El otro libro que escribió Spinoza en ese tiempo es su Breve tratado sobre Dios, el hombre y su felicidad. Escrito en holandés, contiene muchas de las ideas que habrían de aparecer pronto en su filosofía de madurez. Desgraciadamente, cuando Spinoza se puso escribir esta filosofía decidió no hacerlo en un holandés fácilmente legible, y eligió en su lugar el latín, distorsionándolo hasta llegar al estilo «geométrico» en que había reducido la obra de Descartes. Esto hizo que su obra maestra, la Ética, resulte prácticamente ilegible. Toda la obra está descompuesta como un trozo de geometría euclídea en una serie de definiciones, axiomas proposiciones y pruebas.
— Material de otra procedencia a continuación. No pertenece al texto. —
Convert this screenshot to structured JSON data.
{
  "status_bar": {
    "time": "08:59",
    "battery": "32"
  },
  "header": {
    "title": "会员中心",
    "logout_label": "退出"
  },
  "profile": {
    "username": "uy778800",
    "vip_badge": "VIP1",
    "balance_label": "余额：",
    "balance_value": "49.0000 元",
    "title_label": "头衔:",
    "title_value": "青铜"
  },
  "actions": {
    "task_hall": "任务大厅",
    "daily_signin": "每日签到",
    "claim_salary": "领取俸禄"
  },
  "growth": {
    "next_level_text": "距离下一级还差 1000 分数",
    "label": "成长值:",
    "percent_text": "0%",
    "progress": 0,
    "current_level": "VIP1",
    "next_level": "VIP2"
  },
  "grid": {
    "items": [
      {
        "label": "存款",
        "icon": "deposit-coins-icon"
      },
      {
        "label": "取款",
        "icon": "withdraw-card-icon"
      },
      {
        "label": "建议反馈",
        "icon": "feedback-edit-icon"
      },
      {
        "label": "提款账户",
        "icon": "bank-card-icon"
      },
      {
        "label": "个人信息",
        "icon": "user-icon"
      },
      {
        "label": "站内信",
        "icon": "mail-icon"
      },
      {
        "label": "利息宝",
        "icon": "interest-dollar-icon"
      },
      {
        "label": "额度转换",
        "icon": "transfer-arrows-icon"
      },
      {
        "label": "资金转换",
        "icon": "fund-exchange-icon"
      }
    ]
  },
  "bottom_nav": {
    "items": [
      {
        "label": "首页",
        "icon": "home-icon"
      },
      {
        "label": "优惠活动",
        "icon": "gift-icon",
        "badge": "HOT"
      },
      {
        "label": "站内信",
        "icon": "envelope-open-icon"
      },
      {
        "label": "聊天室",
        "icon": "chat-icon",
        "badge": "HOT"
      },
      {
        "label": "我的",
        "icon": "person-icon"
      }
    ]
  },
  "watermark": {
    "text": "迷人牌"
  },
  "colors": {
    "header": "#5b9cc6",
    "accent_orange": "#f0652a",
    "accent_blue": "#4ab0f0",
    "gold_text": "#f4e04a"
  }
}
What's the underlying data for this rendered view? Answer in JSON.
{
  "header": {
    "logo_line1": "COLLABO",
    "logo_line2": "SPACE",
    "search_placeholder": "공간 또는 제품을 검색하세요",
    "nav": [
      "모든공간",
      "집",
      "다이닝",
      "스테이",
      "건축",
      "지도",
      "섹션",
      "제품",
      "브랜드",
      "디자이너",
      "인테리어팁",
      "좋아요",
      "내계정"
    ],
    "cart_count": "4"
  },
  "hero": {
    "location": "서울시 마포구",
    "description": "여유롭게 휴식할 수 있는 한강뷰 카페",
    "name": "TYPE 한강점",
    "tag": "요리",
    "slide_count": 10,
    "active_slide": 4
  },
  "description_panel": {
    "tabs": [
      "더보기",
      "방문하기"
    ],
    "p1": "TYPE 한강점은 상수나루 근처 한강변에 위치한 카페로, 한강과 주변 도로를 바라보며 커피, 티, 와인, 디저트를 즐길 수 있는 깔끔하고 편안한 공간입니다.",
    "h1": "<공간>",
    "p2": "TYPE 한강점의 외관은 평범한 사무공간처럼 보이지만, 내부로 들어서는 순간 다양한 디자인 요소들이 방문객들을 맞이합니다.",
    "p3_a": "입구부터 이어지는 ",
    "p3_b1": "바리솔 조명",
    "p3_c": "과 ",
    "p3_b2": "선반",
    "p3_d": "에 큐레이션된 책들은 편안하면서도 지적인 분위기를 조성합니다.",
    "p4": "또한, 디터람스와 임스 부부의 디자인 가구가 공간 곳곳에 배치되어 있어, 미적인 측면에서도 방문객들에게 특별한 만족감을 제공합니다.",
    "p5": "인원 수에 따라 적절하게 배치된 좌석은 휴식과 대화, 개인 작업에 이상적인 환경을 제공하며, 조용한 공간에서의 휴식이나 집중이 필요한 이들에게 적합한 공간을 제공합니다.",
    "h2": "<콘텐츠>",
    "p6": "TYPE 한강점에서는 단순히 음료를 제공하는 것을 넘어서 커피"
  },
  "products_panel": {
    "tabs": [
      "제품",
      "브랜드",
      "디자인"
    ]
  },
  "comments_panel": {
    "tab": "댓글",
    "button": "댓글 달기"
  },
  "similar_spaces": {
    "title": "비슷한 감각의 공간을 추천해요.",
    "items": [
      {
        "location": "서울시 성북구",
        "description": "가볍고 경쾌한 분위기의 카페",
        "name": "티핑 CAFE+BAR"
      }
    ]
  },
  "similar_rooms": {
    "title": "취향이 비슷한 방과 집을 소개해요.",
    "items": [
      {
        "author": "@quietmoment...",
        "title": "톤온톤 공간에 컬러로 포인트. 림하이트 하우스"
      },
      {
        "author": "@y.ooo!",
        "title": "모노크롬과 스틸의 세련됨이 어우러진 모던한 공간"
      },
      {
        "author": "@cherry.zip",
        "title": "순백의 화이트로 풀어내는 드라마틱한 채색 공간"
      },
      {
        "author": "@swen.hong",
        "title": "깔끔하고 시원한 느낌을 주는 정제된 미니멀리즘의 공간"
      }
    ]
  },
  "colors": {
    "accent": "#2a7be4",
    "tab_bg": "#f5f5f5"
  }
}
Veamos:

Definición

1. Se define un libro como algo que se puede leer.

2. Se define el estilo como la manera en que un autor elige escribir un libro.

Axiomas

1. Leemos un libro porque estamos interesados en saber qué tiene que decir su autor.

2. El estilo de un libro representa un papel importante en su legibilidad.

Proposición

Este estilo es ilegible.

Prueba

Es probable que la mayoría haya dejado ya de leer esta prueba (Véase Axioma 1). Si se ha llegado hasta aquí en la lectura es seguro que no se continuará leyendo mucho más si persisto en utilizar este estilo (Véase Axioma 2). Por lo tanto, este estilo es ilegible.

Y así sucesivamente a lo largo de más de doscientas páginas. Ni siquiera El náufrago prisionero de las seis vírgenes podía soportar semejante tratamiento. No es de extrañar que sean pocos los que han logrado llegar al final de la Ética. Una persona que consiguió llegar hasta el final, Leibniz, afirmó que, aunque todo el sistema filosófico de Spinoza estaba íntimamente entrelazado, no todas las pruebas se siguen una de otra con rigor matemáticamente preciso. De modo que hay unos pocos giros inesperados en la trama; sólo hay que saber dónde buscarlos.

Pero, ¿en qué consiste precisamente la trama? Spinoza comienza con ocho definiciones que establecen los supuestos básicos de su universo y de su filosofía.

Definen:

1. Una cosa que su propia causa

2. Una cosa que es finita en su clase

3. La sustancia

4. Sus modos

5. Sus atributos

6. Dios

7. La Libertad

8. La eternidad

Como podemos ver por la propia naturaleza de estas definiciones, Spinoza empieza mirando el mundo desde un punto de vista extremadamente racional y abstracto. Esto se hace aún más evidente cuando consideramos algunas de estas definiciones.

-«Por causa de sí (causa sui) entiendo aquellos cuya esencia implica la existencia o dicho de otro modo aquellos cuya naturaleza no puede ser concebida sino como existente».

-«Una cosa es finita (in suo genere finita) si puede ser limitada por otra cosa de la misma naturaleza. Por ejemplo se dice que un cuerpo es finito porque siempre podemos concebir otro cuerpo más grande. De manera semejante, un pensamiento está limitado por otro pensamiento sin embargo un cuerpo no puede estar limitado por un pensamiento ni un pensamiento por un cuerpo».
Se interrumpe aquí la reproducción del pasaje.